LIX. | Kota Suci Norma

27 8 4
                                    

Di saat kereta cepat milik Sekolah Militer Dresden menepi di stasiun utama Kota Suci petang hari itu, seseorang mengamati mereka dari kejauhan. Senyumnya terkembang, sebelum ia menatap miris anak-anak yang keluar berhambur ke peron dan berbaris siaga menyambut perintah.

Ia bisa melihat dengan jelas orang yang sudah memotong tangan partnernya hingga sang partner tidak bisa lagi bertarung selayaknya normal. Memang, teknologi prostetik ada dan berkembang pesat di mana-mana, baik dari segi sihir maupun segi teknologi. Bahkan, mereka dan perusahaan sekaliber Weiss Schach bisa saja membuat tangan baru yang mirip dengan apa yang sudah hilang.

Messenger menggertakkan giginya geram. Rook sudah dengan efektif tidak mungkin kembali menjadi agen E8.
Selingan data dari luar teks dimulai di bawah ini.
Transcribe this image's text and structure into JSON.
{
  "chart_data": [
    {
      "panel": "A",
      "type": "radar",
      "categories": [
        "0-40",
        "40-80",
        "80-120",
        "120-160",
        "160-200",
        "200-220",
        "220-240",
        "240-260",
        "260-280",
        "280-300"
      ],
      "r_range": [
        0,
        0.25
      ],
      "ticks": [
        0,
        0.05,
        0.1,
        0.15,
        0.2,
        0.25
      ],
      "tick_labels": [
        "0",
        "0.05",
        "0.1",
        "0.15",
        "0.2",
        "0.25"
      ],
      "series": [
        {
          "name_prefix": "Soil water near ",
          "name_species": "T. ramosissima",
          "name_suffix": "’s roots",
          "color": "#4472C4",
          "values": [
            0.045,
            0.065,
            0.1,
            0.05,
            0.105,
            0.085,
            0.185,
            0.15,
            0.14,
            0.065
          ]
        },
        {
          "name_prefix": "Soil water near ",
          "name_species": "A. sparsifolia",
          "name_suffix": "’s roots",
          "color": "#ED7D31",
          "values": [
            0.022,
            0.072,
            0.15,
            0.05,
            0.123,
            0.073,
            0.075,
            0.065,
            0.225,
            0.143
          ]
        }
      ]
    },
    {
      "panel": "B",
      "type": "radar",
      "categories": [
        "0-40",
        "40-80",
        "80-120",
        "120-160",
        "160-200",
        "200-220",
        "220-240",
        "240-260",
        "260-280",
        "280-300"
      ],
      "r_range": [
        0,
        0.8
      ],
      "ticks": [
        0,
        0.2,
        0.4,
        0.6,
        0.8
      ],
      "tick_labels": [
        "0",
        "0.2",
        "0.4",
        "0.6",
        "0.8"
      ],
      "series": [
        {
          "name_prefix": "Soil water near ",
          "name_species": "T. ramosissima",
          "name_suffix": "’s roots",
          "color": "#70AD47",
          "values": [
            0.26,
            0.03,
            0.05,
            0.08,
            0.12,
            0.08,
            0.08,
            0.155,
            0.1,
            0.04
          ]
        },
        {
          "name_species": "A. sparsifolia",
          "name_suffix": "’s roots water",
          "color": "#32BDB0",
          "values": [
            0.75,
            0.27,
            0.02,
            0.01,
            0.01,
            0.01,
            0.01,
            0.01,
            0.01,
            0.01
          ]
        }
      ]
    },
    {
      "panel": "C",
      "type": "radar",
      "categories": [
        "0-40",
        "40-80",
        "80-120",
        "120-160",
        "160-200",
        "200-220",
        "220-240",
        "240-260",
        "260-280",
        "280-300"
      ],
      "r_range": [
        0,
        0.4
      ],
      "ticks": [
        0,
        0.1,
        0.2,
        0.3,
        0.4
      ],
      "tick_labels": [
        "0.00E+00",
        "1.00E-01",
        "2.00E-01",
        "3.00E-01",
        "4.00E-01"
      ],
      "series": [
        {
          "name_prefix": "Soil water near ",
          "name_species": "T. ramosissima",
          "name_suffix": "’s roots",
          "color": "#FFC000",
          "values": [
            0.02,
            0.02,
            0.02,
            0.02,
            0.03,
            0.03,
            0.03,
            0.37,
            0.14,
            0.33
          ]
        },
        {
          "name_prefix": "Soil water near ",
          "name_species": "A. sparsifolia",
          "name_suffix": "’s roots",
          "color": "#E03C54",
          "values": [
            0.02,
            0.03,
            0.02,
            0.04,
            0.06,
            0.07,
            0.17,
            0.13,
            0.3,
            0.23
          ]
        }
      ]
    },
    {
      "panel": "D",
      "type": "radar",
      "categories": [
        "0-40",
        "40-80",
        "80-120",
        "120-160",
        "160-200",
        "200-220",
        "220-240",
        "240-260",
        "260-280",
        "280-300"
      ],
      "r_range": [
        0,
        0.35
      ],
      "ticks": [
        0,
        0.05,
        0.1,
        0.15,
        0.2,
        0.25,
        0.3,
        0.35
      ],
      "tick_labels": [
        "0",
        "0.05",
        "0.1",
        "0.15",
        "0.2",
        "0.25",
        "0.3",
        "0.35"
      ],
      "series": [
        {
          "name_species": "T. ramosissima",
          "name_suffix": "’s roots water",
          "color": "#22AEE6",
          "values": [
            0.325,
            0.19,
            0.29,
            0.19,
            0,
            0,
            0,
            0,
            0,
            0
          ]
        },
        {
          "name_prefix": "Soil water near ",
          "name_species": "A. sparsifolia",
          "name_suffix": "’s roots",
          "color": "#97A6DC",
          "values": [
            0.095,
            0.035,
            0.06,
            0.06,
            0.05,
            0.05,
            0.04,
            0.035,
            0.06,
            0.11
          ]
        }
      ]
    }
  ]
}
Sebuah transmisi panggilan masuk ke piranti yang ada di sakunya, ia menekan tombol untuk menerima. Messenger sudah bisa mengira siapa yang menghubunginya saat itu.

"Semua sudah berjalan seperti seharusnya, Yang Mulia," ucapnya sebelum yang ada di seberang panggilan berucap apa-apa. "Ini artinya tugas saya sudah selesai, 'kan?"

"Terburu-buru sekali, Messenger. Apa kamu tidak ingin melihat sejarah berjalan dengan mata kepalamu sendiri?" suara itu membalas, masuk ke dalam sel-selnya, seakan Sang Ratu berbisik tepat di sampingnya. "Ahh, Rook akan baik-baik saja, kok, kalau itu yang kamu khawatirkan, fufufu. Tangannya pasti pulih."

"Apa berikutnya anda akan mencibir saya sebagai perasa, Yang Mulia?" serunya dengan suara berat. Soal partnernya yang disebut-sebut itu membuat ia sejenak merinding. Rook bahkan belum kembali ke 'sana', bagaimana Sang Ratu bisa tahu kalau ia terluka separah itu?

"Tidak, tentu tidak," sang Ratu tertawa lantang. "Kalau kamu masih setia dengan tugasmu, coba beritahukan apa saja yang sudah kautemukan."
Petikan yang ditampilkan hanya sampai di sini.